Juanita esperó y preguntó luego:

—¿Y eso es todo? ¿No tiene nada más que decirme?

Wainwright dijo:

—Creo que eso es todo.

Estaban ahora en el camino y él mantuvo el coche a una velocidad media, apartándose a la derecha para dejar pasar a otros coches. Al lado opuesto del camino tres hileras de luces corrieron hacia ellos, pasaron en una confusión. Pronto él iba a doblar por la rampa de salida para regresar por el mismo camino. Entretanto Juanita seguía sentada a su lado en silencio, con los ojos fijos al frente.

Él se preguntó qué estaría pensando ella y cuál iba a ser su respuesta. Esperaba que dijera que sí. Como en otras ocasiones, aquella muchacha pequeña, con aire de elfo, le pareció provocativa y sensualmente atractiva. La enemistad de ella formaba parte de su atracción; y también su olor… la presencia de un cuerpo femenino en el pequeño coche cerrado. Habían pasado pocas mujeres por la vida de Nolan Wainwright desde su divorcio y, en cualquier otro momento, hubiera probado suerte. Pero lo que deseaba de Juanita era demasiado importante para arriesgarse.

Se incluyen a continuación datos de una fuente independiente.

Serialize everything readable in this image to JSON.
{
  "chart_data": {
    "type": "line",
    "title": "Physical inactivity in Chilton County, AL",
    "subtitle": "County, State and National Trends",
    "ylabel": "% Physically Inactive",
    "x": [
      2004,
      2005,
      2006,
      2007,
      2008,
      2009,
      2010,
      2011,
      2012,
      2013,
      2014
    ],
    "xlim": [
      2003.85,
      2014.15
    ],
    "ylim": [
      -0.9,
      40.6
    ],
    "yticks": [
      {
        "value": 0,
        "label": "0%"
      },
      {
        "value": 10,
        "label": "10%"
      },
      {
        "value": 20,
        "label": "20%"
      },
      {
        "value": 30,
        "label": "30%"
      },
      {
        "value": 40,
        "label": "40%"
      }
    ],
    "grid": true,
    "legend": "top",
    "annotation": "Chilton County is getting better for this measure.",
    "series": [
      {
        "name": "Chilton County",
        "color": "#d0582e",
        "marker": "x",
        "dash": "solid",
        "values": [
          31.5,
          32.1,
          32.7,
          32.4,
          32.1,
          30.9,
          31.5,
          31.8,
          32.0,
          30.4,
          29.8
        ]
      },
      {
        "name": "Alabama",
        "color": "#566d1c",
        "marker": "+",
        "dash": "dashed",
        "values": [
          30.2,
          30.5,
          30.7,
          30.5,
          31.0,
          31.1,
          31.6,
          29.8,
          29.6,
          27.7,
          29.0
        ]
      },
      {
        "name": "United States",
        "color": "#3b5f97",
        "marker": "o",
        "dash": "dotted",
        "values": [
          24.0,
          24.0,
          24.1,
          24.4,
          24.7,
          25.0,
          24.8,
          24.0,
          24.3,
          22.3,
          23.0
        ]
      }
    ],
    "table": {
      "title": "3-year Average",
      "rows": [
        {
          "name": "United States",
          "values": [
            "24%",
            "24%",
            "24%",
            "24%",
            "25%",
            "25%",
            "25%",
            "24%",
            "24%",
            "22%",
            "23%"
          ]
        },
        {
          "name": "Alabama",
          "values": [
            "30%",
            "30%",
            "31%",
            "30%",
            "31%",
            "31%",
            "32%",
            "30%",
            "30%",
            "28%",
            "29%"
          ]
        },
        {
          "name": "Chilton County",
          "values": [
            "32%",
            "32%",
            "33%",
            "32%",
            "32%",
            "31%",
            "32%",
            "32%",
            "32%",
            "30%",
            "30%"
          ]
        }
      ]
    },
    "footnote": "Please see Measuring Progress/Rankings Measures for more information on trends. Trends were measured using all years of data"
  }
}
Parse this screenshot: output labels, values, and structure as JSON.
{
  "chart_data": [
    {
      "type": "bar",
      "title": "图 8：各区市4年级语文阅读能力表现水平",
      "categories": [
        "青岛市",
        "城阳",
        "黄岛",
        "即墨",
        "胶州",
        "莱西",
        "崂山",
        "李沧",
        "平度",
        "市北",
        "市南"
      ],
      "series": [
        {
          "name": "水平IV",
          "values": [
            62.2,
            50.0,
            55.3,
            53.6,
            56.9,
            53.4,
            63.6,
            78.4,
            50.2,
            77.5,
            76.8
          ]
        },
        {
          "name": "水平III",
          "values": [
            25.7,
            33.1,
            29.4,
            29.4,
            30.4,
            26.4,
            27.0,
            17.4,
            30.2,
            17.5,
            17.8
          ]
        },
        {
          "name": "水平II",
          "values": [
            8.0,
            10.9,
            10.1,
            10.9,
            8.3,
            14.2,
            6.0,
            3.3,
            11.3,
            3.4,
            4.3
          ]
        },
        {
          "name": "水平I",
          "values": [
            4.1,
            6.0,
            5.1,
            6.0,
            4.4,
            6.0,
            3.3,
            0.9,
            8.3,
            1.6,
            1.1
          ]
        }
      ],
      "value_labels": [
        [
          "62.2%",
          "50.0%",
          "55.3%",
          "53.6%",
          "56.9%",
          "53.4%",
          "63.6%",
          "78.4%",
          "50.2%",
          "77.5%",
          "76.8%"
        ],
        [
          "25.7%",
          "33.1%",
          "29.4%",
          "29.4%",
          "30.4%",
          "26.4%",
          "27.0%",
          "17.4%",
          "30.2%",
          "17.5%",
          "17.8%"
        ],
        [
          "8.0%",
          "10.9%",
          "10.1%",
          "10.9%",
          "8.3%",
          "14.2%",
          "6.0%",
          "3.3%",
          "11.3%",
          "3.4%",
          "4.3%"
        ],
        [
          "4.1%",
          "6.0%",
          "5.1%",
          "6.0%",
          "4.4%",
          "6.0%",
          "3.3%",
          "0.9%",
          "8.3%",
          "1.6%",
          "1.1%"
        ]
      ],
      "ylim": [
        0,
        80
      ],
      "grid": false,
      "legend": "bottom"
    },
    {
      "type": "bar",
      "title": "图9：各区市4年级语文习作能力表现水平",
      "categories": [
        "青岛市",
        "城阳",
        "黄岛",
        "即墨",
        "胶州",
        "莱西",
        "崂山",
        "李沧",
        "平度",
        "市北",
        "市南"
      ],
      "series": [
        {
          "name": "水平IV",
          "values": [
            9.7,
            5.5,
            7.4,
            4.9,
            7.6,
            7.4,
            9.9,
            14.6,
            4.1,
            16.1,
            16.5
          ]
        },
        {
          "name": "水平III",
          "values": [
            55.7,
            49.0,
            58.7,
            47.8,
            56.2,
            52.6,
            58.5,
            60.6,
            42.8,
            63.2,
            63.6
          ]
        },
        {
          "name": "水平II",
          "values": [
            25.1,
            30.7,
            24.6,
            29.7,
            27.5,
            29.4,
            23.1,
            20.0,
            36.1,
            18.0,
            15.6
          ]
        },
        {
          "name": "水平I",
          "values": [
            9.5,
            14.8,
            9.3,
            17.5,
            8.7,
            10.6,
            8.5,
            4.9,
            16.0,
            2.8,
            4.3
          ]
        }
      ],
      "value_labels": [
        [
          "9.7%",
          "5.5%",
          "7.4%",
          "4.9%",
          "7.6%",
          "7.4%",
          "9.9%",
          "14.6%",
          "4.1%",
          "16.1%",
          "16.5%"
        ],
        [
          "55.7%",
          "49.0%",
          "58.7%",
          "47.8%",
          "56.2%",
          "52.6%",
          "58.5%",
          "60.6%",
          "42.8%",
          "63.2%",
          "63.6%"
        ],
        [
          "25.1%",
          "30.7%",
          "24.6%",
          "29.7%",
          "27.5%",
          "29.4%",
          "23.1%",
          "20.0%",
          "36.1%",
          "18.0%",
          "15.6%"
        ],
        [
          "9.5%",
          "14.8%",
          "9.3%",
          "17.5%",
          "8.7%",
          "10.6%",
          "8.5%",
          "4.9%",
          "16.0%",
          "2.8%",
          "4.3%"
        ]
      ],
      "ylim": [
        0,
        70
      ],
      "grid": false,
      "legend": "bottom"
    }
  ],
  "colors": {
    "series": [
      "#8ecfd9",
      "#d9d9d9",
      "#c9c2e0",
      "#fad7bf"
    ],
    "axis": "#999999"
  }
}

Estaba a punto de romper el silencio cuando Juanita lo enfrentó. Incluso en la semioscuridad él percibió que sus ojos ardían.

—¡Usted debe estar
loco, loco, loco
! —dijo su voz excitada—. ¿Cree usted que soy una idiota?
¿Una boba, una tonta?
¡Dice que no habrá peligro para mí! ¡Claro que lo hay, y lo tendré que correr del todo! ¿Y por qué? ¡Para la gloria del Señor Seguridad Wainwright y de su banco!